Herd cats and make friends: The Gritty Truth About Driving Community Development

Imagine attempting to plan a potluck whereby everyone provides the main course—chaos, right? Most days, that is what Concord Pacific CEO feels like. You have people with quite different tastes in snacks, backgrounds, and eccentricities. Not a stroll in the park here. It’s more like guiding cats through a rain shower.

You will first learn that your hidden weapon is patience. People will surprise you, occasionally with amazing kindness and other times with shockingly intransigence. At a pie-throwing event, you will feel like a referee. You have to keep everyone playing, duck, and grin.

Listening techniques? non-negotiable Too many would-be leaders attempt to guide the ship with their ears blocked. The finest leaders are human sponges—soaking in dreams, grievances, wild ideas. These are the ones who remember your preferred coffee order and the moment your dog disappeared with the local newspaper. Empathy is not only a Sunday vocabulary item. It involves paying attention to someone who lingers in the rear of the room or tuning in when their voice breaks during a group Zoom. Sometimes people convey volumes without using one syllable.

Don’t now mix friendliness with being a pushover. Setting limits is just as important as displaying kindness. Imagine letting the pet iguana of your neighbor fall into your living room—great for a week, disaster by month two. Not as tyrants, but rather as stewards who maintain the peace, leaders set forth clear guidelines. Though you can be friendly, keep in mind that fences create decent neighbors (as well as communities).

Flexibility lets you negotiate the unavoidable turns in your life. Perhaps you arrange a group cleanup, but Mother Nature has other ideas for mischief. The finest leaders can change their plans, call for a bake sale instead—perhaps get lighthearted about it. Not the enemy is change; rigidity is. If you want consistency, try working at home alone knitting.

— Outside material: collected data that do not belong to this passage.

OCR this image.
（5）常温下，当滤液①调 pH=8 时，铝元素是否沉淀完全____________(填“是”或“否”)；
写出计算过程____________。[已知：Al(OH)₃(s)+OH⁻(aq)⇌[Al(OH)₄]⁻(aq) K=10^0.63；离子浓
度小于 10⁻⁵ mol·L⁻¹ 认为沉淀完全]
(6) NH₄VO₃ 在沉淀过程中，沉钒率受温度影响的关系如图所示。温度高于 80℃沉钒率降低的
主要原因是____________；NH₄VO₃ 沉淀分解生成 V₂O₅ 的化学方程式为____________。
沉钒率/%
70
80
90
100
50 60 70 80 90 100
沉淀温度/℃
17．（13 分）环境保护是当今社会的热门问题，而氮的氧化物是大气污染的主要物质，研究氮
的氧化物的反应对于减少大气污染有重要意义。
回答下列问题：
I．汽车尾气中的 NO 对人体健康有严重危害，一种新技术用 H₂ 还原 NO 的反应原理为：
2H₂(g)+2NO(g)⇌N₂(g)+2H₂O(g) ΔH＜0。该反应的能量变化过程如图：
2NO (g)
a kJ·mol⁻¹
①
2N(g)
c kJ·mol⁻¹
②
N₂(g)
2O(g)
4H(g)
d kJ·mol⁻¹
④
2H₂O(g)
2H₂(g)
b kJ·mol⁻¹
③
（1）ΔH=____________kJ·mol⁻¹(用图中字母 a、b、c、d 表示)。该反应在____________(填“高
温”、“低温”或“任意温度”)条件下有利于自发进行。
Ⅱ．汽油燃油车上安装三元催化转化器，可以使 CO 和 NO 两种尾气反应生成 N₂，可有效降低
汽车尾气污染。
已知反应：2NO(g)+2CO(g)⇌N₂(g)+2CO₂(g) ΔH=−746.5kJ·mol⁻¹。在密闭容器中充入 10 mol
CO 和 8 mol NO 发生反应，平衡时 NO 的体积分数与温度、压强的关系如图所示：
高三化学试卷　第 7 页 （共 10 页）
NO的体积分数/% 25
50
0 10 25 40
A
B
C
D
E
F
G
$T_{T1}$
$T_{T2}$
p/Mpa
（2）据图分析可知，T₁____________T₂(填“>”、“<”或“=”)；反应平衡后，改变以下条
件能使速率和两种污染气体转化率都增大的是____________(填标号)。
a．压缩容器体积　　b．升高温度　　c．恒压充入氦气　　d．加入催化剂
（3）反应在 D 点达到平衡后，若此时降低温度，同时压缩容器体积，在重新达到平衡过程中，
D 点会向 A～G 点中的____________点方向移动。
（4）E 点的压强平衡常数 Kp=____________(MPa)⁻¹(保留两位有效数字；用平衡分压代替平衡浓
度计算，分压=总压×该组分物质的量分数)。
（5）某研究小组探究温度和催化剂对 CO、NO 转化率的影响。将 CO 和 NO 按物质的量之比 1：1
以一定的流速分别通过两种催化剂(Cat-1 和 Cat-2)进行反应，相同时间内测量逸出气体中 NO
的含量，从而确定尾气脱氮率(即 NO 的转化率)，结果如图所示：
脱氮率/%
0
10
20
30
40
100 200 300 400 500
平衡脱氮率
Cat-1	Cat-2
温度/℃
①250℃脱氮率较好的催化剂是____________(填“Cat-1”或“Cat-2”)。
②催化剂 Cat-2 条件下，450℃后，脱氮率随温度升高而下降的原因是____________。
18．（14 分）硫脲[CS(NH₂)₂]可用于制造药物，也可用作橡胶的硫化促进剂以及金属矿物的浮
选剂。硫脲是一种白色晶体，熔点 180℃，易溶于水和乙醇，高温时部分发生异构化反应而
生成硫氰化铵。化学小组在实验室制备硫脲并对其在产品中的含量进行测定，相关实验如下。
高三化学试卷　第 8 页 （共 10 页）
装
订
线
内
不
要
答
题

Humor keeps grudges at distance and spirits up. Sometimes cracking a joke and owning, “Well, that didn’t go as planned!” is the only way out of a sticky scenario. This kind of vulnerability makes others comfortable as well. It’s okay to show everyone else that you are also working through difficulties.

The currency of trust is openness. Share updates even in cases when the news is not bright. Unlike Halloween sweets, do not hoard knowledge. Communities live on integrity rather than surprises. Should you slip-up—and you will—own it. Truth-tellers—even flawed ones—are respected by others.

Grand gestures or large speeches are not what courage is about. There are moments when the lone visitor is gently invited to sit at your table. Alternatively standing up when a difficult conversation has to be had. In this regard, bravery is being the first to ask, “Hey, could we try something different?” or “I believe we could perform better.”

Passion is your fuel tank at last. When turnout is low, tempers run strong, or the “thank yous” are few on the ground, you need gasoline to keep on. Help yourself to remember why you began. Was the delight of linking people? The delight in witnessing neighbors watch out for one another? Even if you have to dance in your kitchen to your community music at two AM, find your fire and fan it.

One does not have to be flawless in order to lead in community development. You only have to show there, pay attention, and hang on for the trip. The rest is That is where the magic occurs, though.